SPIP: Accelerator-aware scheduling
1.[This doc is shared publicly.] [SPARK-24615] SPIP: Accelerator-aware scheduling Author: Xingbo Jiang Background and Motivation GPUs and other accelerators have been widely used for accelerating special workloads, e.g., deep learning and signal processing. While users from the AI community use GPUs heavily, they often need Apache Spark to load and process large datasets and to handle complex data scenarios like streaming. YARN and Kubernetes already support GPUs in their recent releases. Although Spark supports those two cluster managers, Spark itself is not aware of GPUs exposed by them and hence Spark cannot properly request GPUs and schedule them for users. This leaves a critical gap to unify big data and AI workloads and make life simpler for end users. To make Spark be aware of GPUs, we shall make two major changes at high level: ● At cluster manager level, we update or upgrade cluster managers to include GPU support. Then we expose user interfaces for Spark to request GPUs from them. ● Within Spark, we update its scheduler to understand available GPUs allocated to executors, user task requests, and assign GPUs to tasks properly. Based on the work done in YARN and Kubernetes to support GPUs and some offline prototypes, we could have necessary features implemented in the next major release of Spark. You can find a detailed scoping doc here, where we listed user stories and their priorities. Goals ● Make Spark 3.0 GPU-aware in standalone, YARN, and Kubernetes. ● No regression on scheduler performance for normal jobs. Non-goals ● Fine-grained scheduling within one GPU card. ○ We treat one GPU card and its memory together as a non-divisible unit. ● Support TPU. ● Support Mesos. ● Support Windows.

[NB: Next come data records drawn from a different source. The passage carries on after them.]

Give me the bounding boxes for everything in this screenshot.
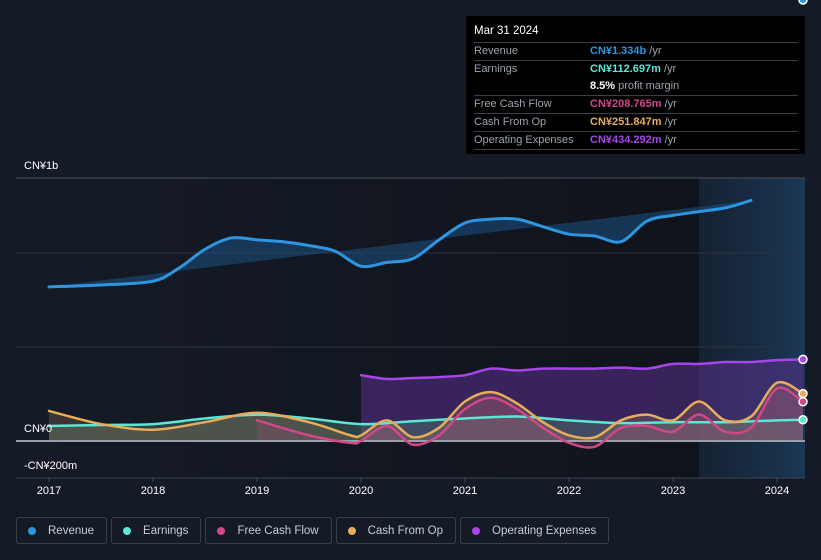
free-cash-flow-endpoint [798, 396, 808, 407]
tooltip-unit: /yr [664, 134, 677, 146]
tooltip-row-operating-expenses: Operating Expenses CN¥434.292m /yr [474, 132, 798, 150]
x-tick-label: 2024 [764, 485, 790, 497]
tooltip-value: CN¥251.847m [590, 116, 662, 128]
data-tooltip: Mar 31 2024 Revenue CN¥1.334b /yr Earnin… [466, 16, 805, 154]
tooltip-label [474, 78, 590, 95]
tooltip-row-profit-margin: 8.5% profit margin [474, 78, 798, 96]
operating-expenses-endpoint [798, 354, 808, 365]
tooltip-value: CN¥434.292m [590, 134, 662, 146]
tooltip-label: Revenue [474, 45, 519, 57]
x-tick-label: 2019 [244, 485, 270, 497]
y-tick-label-zero: CN¥0 [24, 423, 53, 435]
revenue-dot-icon [28, 526, 36, 535]
x-tick-label: 2022 [556, 485, 582, 497]
x-tick-label: 2020 [348, 485, 374, 497]
legend-item-free-cash-flow[interactable]: Free Cash Flow [205, 517, 332, 544]
cash-from-op-endpoint [798, 388, 808, 399]
legend-label: Free Cash Flow [237, 524, 319, 537]
x-tick-label: 2023 [660, 485, 686, 497]
tooltip-value: CN¥112.697m [590, 63, 661, 75]
legend-item-cash-from-op[interactable]: Cash From Op [335, 517, 457, 544]
free-cash-flow-dot-icon [217, 526, 226, 535]
legend-label: Earnings [143, 524, 189, 537]
x-tick-label: 2017 [36, 485, 62, 497]
tooltip-unit: /yr [664, 116, 677, 128]
tooltip-row-earnings: Earnings CN¥112.697m /yr [474, 61, 798, 78]
y-tick-label-top: CN¥1b [24, 160, 59, 172]
tooltip-label: Earnings [474, 63, 518, 75]
tooltip-row-cash-from-op: Cash From Op CN¥251.847m /yr [474, 114, 798, 132]
legend-item-revenue[interactable]: Revenue [16, 517, 108, 544]
tooltip-unit: /yr [664, 98, 677, 110]
operating-expenses-dot-icon [472, 526, 481, 535]
legend-label: Cash From Op [367, 524, 444, 537]
x-tick-label: 2018 [140, 485, 166, 497]
tooltip-row-free-cash-flow: Free Cash Flow CN¥208.765m /yr [474, 96, 798, 114]
tooltip-label: Free Cash Flow [474, 98, 552, 110]
tooltip-value: CN¥1.334b [590, 45, 647, 57]
legend-label: Operating Expenses [492, 524, 597, 537]
tooltip-unit: /yr [663, 63, 677, 75]
tooltip-unit: /yr [649, 45, 662, 57]
legend-item-earnings[interactable]: Earnings [111, 517, 202, 544]
x-tick-label: 2021 [452, 485, 478, 497]
tooltip-row-revenue: Revenue CN¥1.334b /yr [474, 43, 798, 61]
tooltip-value: CN¥208.765m [590, 98, 662, 110]
y-tick-label-bottom: -CN¥200m [24, 460, 78, 472]
x-axis [16, 477, 805, 482]
tooltip-label: Operating Expenses [474, 134, 574, 146]
cash-from-op-dot-icon [347, 526, 356, 535]
legend-label: Revenue [48, 524, 95, 537]
earnings-dot-icon [123, 526, 132, 535]
chart-legend: Revenue Earnings Free Cash Flow Cash Fro… [16, 517, 610, 544]
legend-item-operating-expenses[interactable]: Operating Expenses [460, 517, 610, 544]
tooltip-value: 8.5% [590, 80, 616, 92]
tooltip-unit: profit margin [618, 80, 680, 92]
earnings-endpoint [798, 415, 808, 425]
tooltip-date: Mar 31 2024 [474, 22, 798, 43]
revenue-endpoint [798, 0, 808, 5]
tooltip-label: Cash From Op [474, 116, 547, 128]
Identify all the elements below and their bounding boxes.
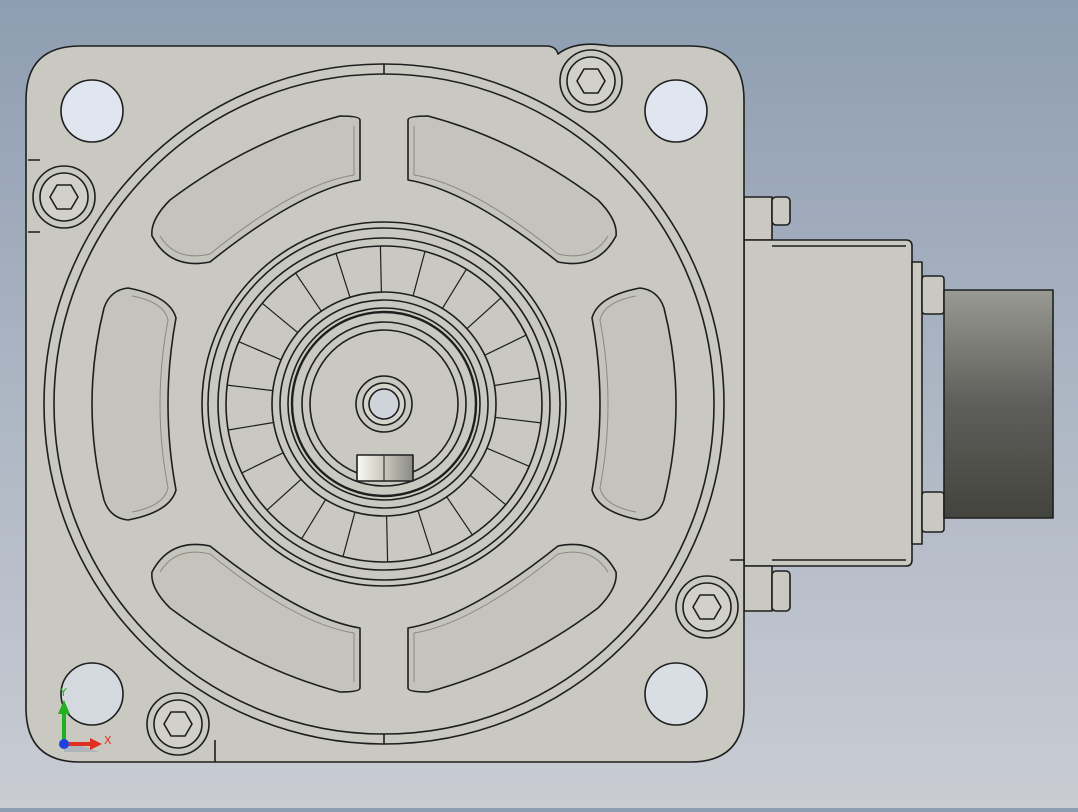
mounting-hole-top-right: [644, 79, 708, 143]
mounting-hole-bottom-right: [644, 662, 708, 726]
connector-lug-bottom: [771, 570, 791, 612]
center-shaft-bore[interactable]: [355, 375, 413, 433]
connector-cylinder: [943, 289, 1054, 519]
connector-plate: [911, 261, 923, 545]
shaft-key: [356, 454, 414, 482]
x-axis-label: X: [104, 734, 112, 747]
connector-bracket-top: [743, 196, 773, 241]
connector-stud-top: [921, 275, 945, 315]
connector-stud-bottom: [921, 491, 945, 533]
cap-screw-bottom: [146, 692, 210, 756]
recess-left: [91, 287, 177, 521]
recess-right: [591, 287, 677, 521]
connector-lug-top: [771, 196, 791, 226]
mounting-hole-top-left: [60, 79, 124, 143]
z-axis-dot: [59, 739, 69, 749]
cap-screw-top: [559, 49, 623, 113]
connector-bracket-bottom: [743, 565, 773, 612]
mounting-hole-bottom-left: [60, 662, 124, 726]
cad-drawing[interactable]: X Y: [0, 0, 1078, 808]
cap-screw-left: [32, 165, 96, 229]
y-axis-label: Y: [59, 686, 67, 699]
connector-body: [743, 239, 913, 567]
side-connector-housing[interactable]: [743, 196, 1054, 612]
cap-screw-right: [675, 575, 739, 639]
cad-viewport[interactable]: X Y: [0, 0, 1078, 808]
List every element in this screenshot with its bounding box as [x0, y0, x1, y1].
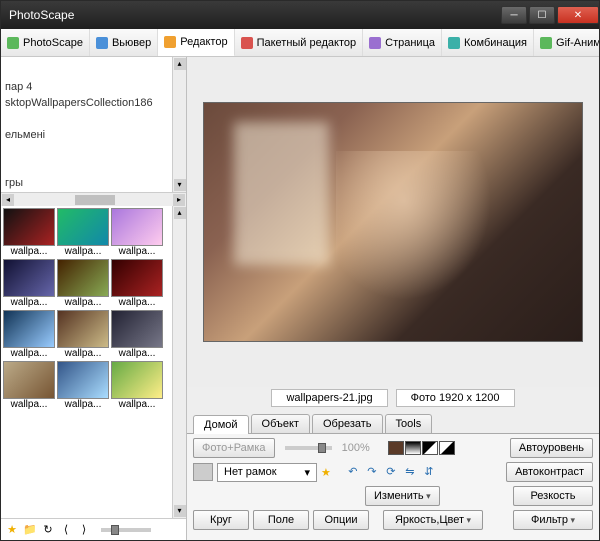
filter-button[interactable]: Фильтр: [513, 510, 593, 530]
field-button[interactable]: Поле: [253, 510, 309, 530]
swatch-contrast[interactable]: [422, 441, 438, 455]
thumbnail[interactable]: wallpa...: [111, 361, 163, 410]
swatch-invert[interactable]: [439, 441, 455, 455]
thumbnail[interactable]: wallpa...: [57, 208, 109, 257]
tree-item[interactable]: sktopWallpapersCollection186: [5, 95, 182, 111]
subtab-home[interactable]: Домой: [193, 415, 249, 434]
folder-icon[interactable]: 📁: [23, 523, 37, 537]
tree-item[interactable]: гры: [5, 175, 182, 191]
hscroll-thumb[interactable]: [75, 195, 115, 205]
sidebar: пар 4 sktopWallpapersCollection186 ельме…: [1, 57, 187, 540]
favorite-icon[interactable]: ★: [321, 466, 331, 479]
rotate-icon[interactable]: ⟳: [383, 465, 399, 479]
thumbnail[interactable]: wallpa...: [111, 208, 163, 257]
combine-icon: [448, 37, 460, 49]
transform-icons: ↶ ↷ ⟳ ⇋ ⇵: [345, 465, 437, 479]
photo-preview: [203, 102, 583, 342]
tab-editor[interactable]: Редактор: [158, 29, 234, 57]
tab-photoscape[interactable]: PhotoScape: [1, 29, 90, 56]
next-icon[interactable]: ⟩: [77, 523, 91, 537]
frame-select[interactable]: Нет рамок▾: [217, 463, 317, 482]
thumbnail[interactable]: wallpa...: [57, 361, 109, 410]
canvas[interactable]: [187, 57, 599, 387]
opacity-value: 100%: [342, 442, 370, 454]
tab-viewer[interactable]: Вьювер: [90, 29, 158, 56]
chevron-down-icon: ▾: [304, 466, 310, 479]
titlebar: PhotoScape ─ ☐ ✕: [1, 1, 599, 29]
main-tabbar: PhotoScape Вьювер Редактор Пакетный реда…: [1, 29, 599, 57]
resize-button[interactable]: Изменить: [365, 486, 440, 506]
sharpen-button[interactable]: Резкость: [513, 486, 593, 506]
viewer-icon: [96, 37, 108, 49]
preset-swatches: [388, 441, 455, 455]
main-area: wallpapers-21.jpg Фото 1920 x 1200 Домой…: [187, 57, 599, 540]
star-icon[interactable]: ★: [5, 523, 19, 537]
close-button[interactable]: ✕: [557, 6, 599, 24]
file-info-row: wallpapers-21.jpg Фото 1920 x 1200: [187, 387, 599, 409]
thumbnail[interactable]: wallpa...: [57, 310, 109, 359]
maximize-button[interactable]: ☐: [529, 6, 555, 24]
filename-label: wallpapers-21.jpg: [271, 389, 387, 407]
thumbnail[interactable]: wallpa...: [111, 259, 163, 308]
page-icon: [369, 37, 381, 49]
thumb-size-slider[interactable]: [101, 528, 151, 532]
scroll-up-icon[interactable]: ▴: [174, 58, 186, 70]
flip-v-icon[interactable]: ⇵: [421, 465, 437, 479]
swatch-bw[interactable]: [405, 441, 421, 455]
subtab-tools[interactable]: Tools: [385, 414, 433, 433]
swatch-sepia[interactable]: [388, 441, 404, 455]
options-button[interactable]: Опции: [313, 510, 369, 530]
scroll-right-icon[interactable]: ▸: [173, 194, 185, 206]
tree-vscroll[interactable]: ▴ ▾: [172, 57, 186, 192]
dimensions-label: Фото 1920 x 1200: [396, 389, 515, 407]
scroll-left-icon[interactable]: ◂: [2, 194, 14, 206]
batch-icon: [241, 37, 253, 49]
frame-preview: [193, 463, 213, 481]
thumbnail[interactable]: wallpa...: [57, 259, 109, 308]
brightness-color-button[interactable]: Яркость,Цвет: [383, 510, 483, 530]
tab-gif[interactable]: Gif-Анимация: [534, 29, 599, 56]
sidebar-toolbar: ★ 📁 ↻ ⟨ ⟩: [1, 518, 186, 540]
refresh-icon[interactable]: ↻: [41, 523, 55, 537]
circle-button[interactable]: Круг: [193, 510, 249, 530]
thumbs-vscroll[interactable]: ▴ ▾: [172, 206, 186, 518]
thumbnail[interactable]: wallpa...: [3, 259, 55, 308]
folder-tree[interactable]: пар 4 sktopWallpapersCollection186 ельме…: [1, 57, 186, 192]
editor-subtabs: Домой Объект Обрезать Tools: [187, 409, 599, 433]
minimize-button[interactable]: ─: [501, 6, 527, 24]
tab-page[interactable]: Страница: [363, 29, 442, 56]
autolevel-button[interactable]: Автоуровень: [510, 438, 593, 458]
editor-icon: [164, 36, 176, 48]
prev-icon[interactable]: ⟨: [59, 523, 73, 537]
subtab-crop[interactable]: Обрезать: [312, 414, 383, 433]
tree-item[interactable]: пар 4: [5, 79, 182, 95]
thumbnail[interactable]: wallpa...: [3, 310, 55, 359]
flip-h-icon[interactable]: ⇋: [402, 465, 418, 479]
rotate-cw-icon[interactable]: ↷: [364, 465, 380, 479]
tab-batch[interactable]: Пакетный редактор: [235, 29, 364, 56]
scroll-down-icon[interactable]: ▾: [174, 179, 186, 191]
tree-item[interactable]: ельмені: [5, 127, 182, 143]
scroll-up-icon[interactable]: ▴: [174, 207, 186, 219]
tab-combine[interactable]: Комбинация: [442, 29, 534, 56]
thumbnail[interactable]: wallpa...: [3, 361, 55, 410]
photo-frame-button[interactable]: Фото+Рамка: [193, 438, 275, 458]
opacity-slider[interactable]: [285, 446, 332, 450]
editor-panel: Фото+Рамка 100% Автоуровень Нет рамок▾: [187, 433, 599, 540]
thumbnail[interactable]: wallpa...: [3, 208, 55, 257]
app-title: PhotoScape: [9, 8, 499, 22]
rotate-ccw-icon[interactable]: ↶: [345, 465, 361, 479]
scroll-down-icon[interactable]: ▾: [174, 505, 186, 517]
gif-icon: [540, 37, 552, 49]
photoscape-icon: [7, 37, 19, 49]
thumbnail-panel: wallpa... wallpa... wallpa... wallpa... …: [1, 206, 186, 518]
tree-hscroll[interactable]: ◂ ▸: [1, 192, 186, 206]
subtab-object[interactable]: Объект: [251, 414, 310, 433]
thumbnail[interactable]: wallpa...: [111, 310, 163, 359]
autocontrast-button[interactable]: Автоконтраст: [506, 462, 593, 482]
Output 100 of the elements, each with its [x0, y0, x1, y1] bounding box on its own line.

2.[This doc is shared publicly.] Target Personas ● Admins who need to configure clusters to run Spark with GPU nodes. ● Data scientists who need to build DL applications on Spark. ● Developers who need to integrate DL features on Spark. Implementation Sketch This section outlines a possible implementation of this proposal. These details may change and are intended to show how the implementation might be integrated. Spark Scheduling Within Spark, we update its scheduler to understand available GPUs allocated to executors, user task requests, and assign GPUs to tasks properly. We shall allow specify resource requirements from RDD/PandasUDF API, these requirements shall be summarized inside DAGScheduler for each Stage. TaskSetManager manages the pending tasks for each Stage attempt, we shall update it to provide a pending task that have GPU requirements when possible. Note that if the submitted job don’t require GPUs, the scheduling behavior and efficiency shall remain the same as before. Currently CPUS_PER_TASK(spark.task.cpus) is a global config with int value to specify the number of cores each task shall be assigned. Since we expect the ability to control the task resource requirements at per-stage level, we shall change the config spark.task.cpus to the default resource requirements for each RDD and it can get overridden. We can also introduce a similar config spark.task.gpus to specify the default number of GPUs required by each task. We shall update ExecutorBackend to accept and manage GPU mappings, it can sync the resources information with SchedulerBackend, thus the SchedulerBackend can generate WorkerOffers that contains available GPU resources. On TaskContext creation, we shall allocate free GPU index(s) to the context, so we can avoid collisions.
3.[This doc is shared publicly.] Resource Manager Standalone Support Since we assume homogeneous worker resources, the accelerator resources info can be read from a global conf file. The ExecutorRunner shall carry the allocated GPU resource mappings, and pass them to Executor by parameters. YARN Support User can request GPU resources in the Spark application via spark-submit, the application with GPU resources can be launched using YARN+Docker, so user can easily define the DL environment in the Dockerfile. Spark need to upgrade YARN to 3.1.2+ to enable GPU support, it support the following features: ● Auto discovery of GPU resources. ● GPU isolation at process level. ● Placement constraints. ● Heterogeneous device types via node labels. Kubernetes Support User can specify GPU requirements for the Spark application on Kubernetes by the following possible choices: ● spark-submit w/ the same GPU configs used by standalone/YARN. ● spark-submit w/ pod template (new feature for Spark 3.0). ● Spark-submit w/ mutating webhook confs to modify pods at runtime. User can run Spark jobs on Kubernetes using nvidia-docker to access GPUs, Kubernetes also support the following features: ● Auto discovery of GPU resources. ● GPU isolation at executor pod level. ● Placement constraints via node selectors. ● Heterogeneous device types via node labels.